When loading data, `args` are passed to `load_dataset`.

`label_column` and `text_column` are field names of label and text.

Format of `csv`:

```csv
category,sentence
sports,I like sports!

```

Format of `json`:

```json
[{"category", "sports", "text": "I like sports!"}]
```

Format of `jsonl`:

```json
{"category", "sports", "text": "I like suports!"}
```

### pipeline
You can set pipeline of your model in `pipeline` section.
It is a list of components that are used in your model.

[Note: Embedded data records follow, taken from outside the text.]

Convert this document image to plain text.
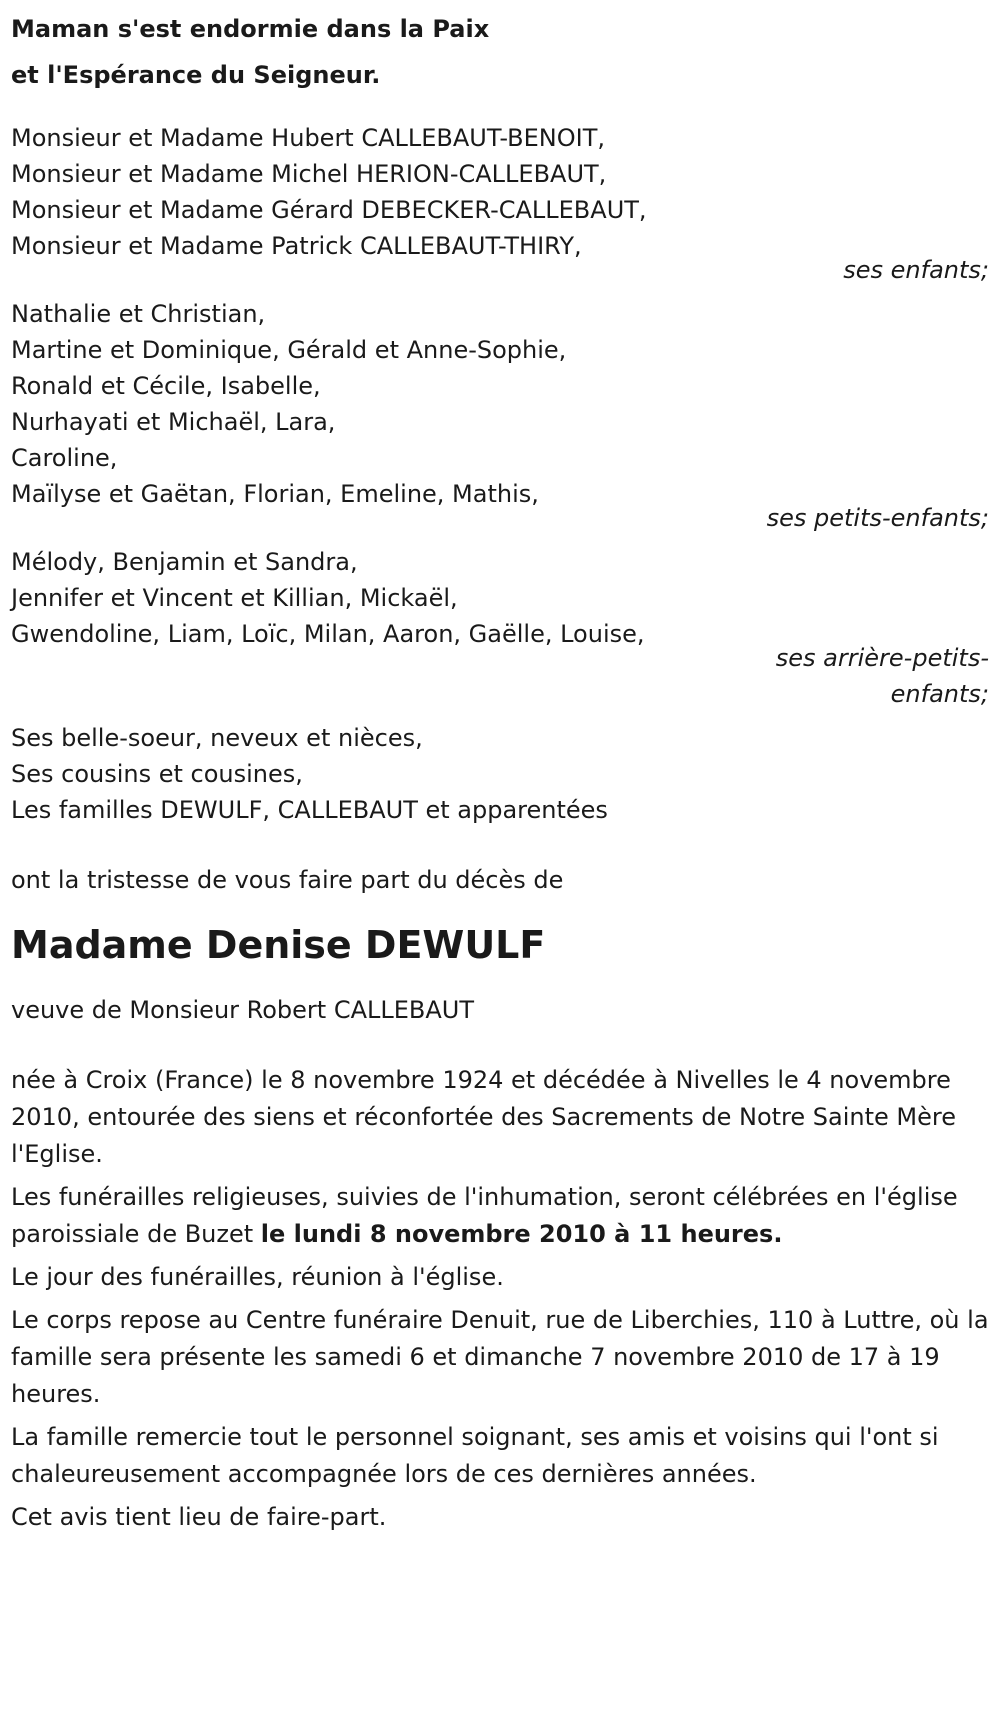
Maman s'est endormie dans la Paix
et l'Espérance du Seigneur.
Monsieur et Madame Hubert CALLEBAUT-BENOIT,
Monsieur et Madame Michel HERION-CALLEBAUT,
Monsieur et Madame Gérard DEBECKER-CALLEBAUT,
Monsieur et Madame Patrick CALLEBAUT-THIRY,
ses enfants;
Nathalie et Christian,
Martine et Dominique, Gérald et Anne-Sophie,
Ronald et Cécile, Isabelle,
Nurhayati et Michaël, Lara,
Caroline,
Maïlyse et Gaëtan, Florian, Emeline, Mathis,
ses petits-enfants;
Mélody, Benjamin et Sandra,
Jennifer et Vincent et Killian, Mickaël,
Gwendoline, Liam, Loïc, Milan, Aaron, Gaëlle, Louise,
ses arrière-petits-enfants;
Ses belle-soeur, neveux et nièces,
Ses cousins et cousines,
Les familles DEWULF, CALLEBAUT et apparentées
ont la tristesse de vous faire part du décès de
Madame Denise DEWULF
veuve de Monsieur Robert CALLEBAUT
née à Croix (France) le 8 novembre 1924 et décédée à Nivelles le 4 novembre 2010, entourée des siens et réconfortée des Sacrements de Notre Sainte Mère l'Eglise.
Les funérailles religieuses, suivies de l'inhumation, seront célébrées en l'église paroissiale de Buzet le lundi 8 novembre 2010 à 11 heures.
Le jour des funérailles, réunion à l'église.
Le corps repose au Centre funéraire Denuit, rue de Liberchies, 110 à Luttre, où la famille sera présente les samedi 6 et dimanche 7 novembre 2010 de 17 à 19 heures.
La famille remercie tout le personnel soignant, ses amis et voisins qui l'ont si chaleureusement accompagnée lors de ces dernières années.
Cet avis tient lieu de faire-part.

For each component, `type` is a module path and `args` is arguments for the module.
For instance, when you set the first component as follows, [TfidfVectorizer](https://scikit-learn.org/stable/modules/generated/sklearn.feature_extraction.text.TfidfVectorizer.html) is instanciated with given arguments, and then applied to data at first in your model.

```yaml
- type: sklearn.feature_extraction.text.TfidfVectorizer
args:
tokenizer:
type: bunruija.tokenizers.mecab_tokenizer.MeCabTokenizer
args:
lemmatize: true
exclude_pos:
- 助詞
- 助動詞
max_features: 10000
min_df: 3
ngram_range:
- 1
- 3
```

## Prediction using the trained classifier in Python code
After you trained a classification model, you can use that model for prediction as follows:
```python
from bunruija import Predictor

predictor = Predictor.from_pretrained("output_dir")
while True:
text = input("Input:")
label: list[str] = predictor([text], return_label_type="str")
print(label[0])
```

`output_dir` is a directory that is specified in `output_dir` in config.